If you run into difficulties, or decide repair is a bit of a tall order, it may be a good idea to contact a repairer, if only for advice. I doubt there will be any spare parts available for Belgian bass accordions in the UK, but you never know.  

If your luck was really in you may be able to source an entire bass side to match the treble side you have, and hopefully it will have a standard Stradella 96 bass. 

If you manage to fix the bass side, learning Belgian bass in the UK could be difficult. If you Google Hamelrijk in Brussels, it is an accordion shop dealing in all sorts of bass systems, and they may be able to advise you where you could obtain a method book that covers the Belgian bass system. It is usually described as an upside down Stradella system, which is an approximation. The sharps are at the bottom of the keyboard and the flats are at the top.  

It is a bit of a project, but not insurmountable. Any broken parts can occasionally be replaced by home made substitutes if you are able to make them yourself. Bellows straps of the type you have are easy enough to source. 

[font=Tahoma,Verdana,Arial,Sans-Serif]There are a few Belgian members on the forum, and several others with detailed technical knowledge with regard to the workings of your noisy typewriter. [/font]

Fantastic reply!!! Thank you so much.

Yes, Belgian (or some other obscure) bass does seem to me what this is, judging by how buttons in three rows are linked together - sometimes! Some depress four or more buttons, others, just one!
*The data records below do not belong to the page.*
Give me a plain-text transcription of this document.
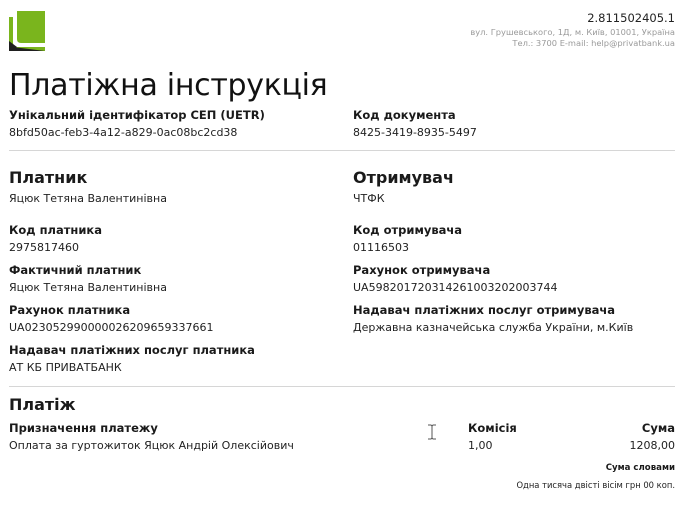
2.811502405.1
вул. Грушевського, 1Д, м. Київ, 01001, Україна
Тел.: 3700 E-mail: help@privatbank.ua
Платіжна інструкція
Унікальний ідентифікатор СЕП (UETR)
8bfd50ac-feb3-4a12-a829-0ac08bc2cd38
Код документа
8425-3419-8935-5497
Платник
Яцюк Тетяна Валентинівна
Код платника
2975817460
Фактичний платник
Яцюк Тетяна Валентинівна
Рахунок платника
UA023052990000026209659337661
Надавач платіжних послуг платника
АТ КБ ПРИВАТБАНК
Отримувач
ЧТФК
Код отримувача
01116503
Рахунок отримувача
UA598201720314261003202003744
Надавач платіжних послуг отримувача
Державна казначейська служба України, м.Київ
Платіж
Призначення платежу
Оплата за гуртожиток Яцюк Андрій Олексійович
Комісія
1,00
Сума
1208,00
Сума словами
Одна тисяча двісті вісім грн 00 коп.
As to the repairs, Im hoping that theres something bent which is causing one part of the mechanism to jam, and that it can be easily remedied - or even better, just a bit of dirt that needs clearing.

Wow - its even more unusual than I thought, and Im quite happy with that :)

As to figuring out the single note rows, Im pretty confident I can suss out what the note layout is, and come up with a schematic and fingering charts to determine how to play chords manually. Its determining what the chord rows are that might be more challenging. My ear isnt that great, but I could try to figure it out by trying to match the sound with chords played on an electric keyboard if I cant find any schematics.

Do each of the buttons unscrew from the lever just like taking the top off a bottle, or have I misunderstood something? They arent turning freely, and dont want to force them. Do I even need to do that at all? It looks like I can drop this end plate off without removing anything else.




Chrisrayner pid=69306 dateline=1578937142 said:
Hmm.  What you saved in purchase price you may well spend in repair and restoration.  Best of luck.  Is it B or C, or possibly some other variant?  The bass end looks a bit odd, those half rows at the top and bottom are something I’ve not seen before.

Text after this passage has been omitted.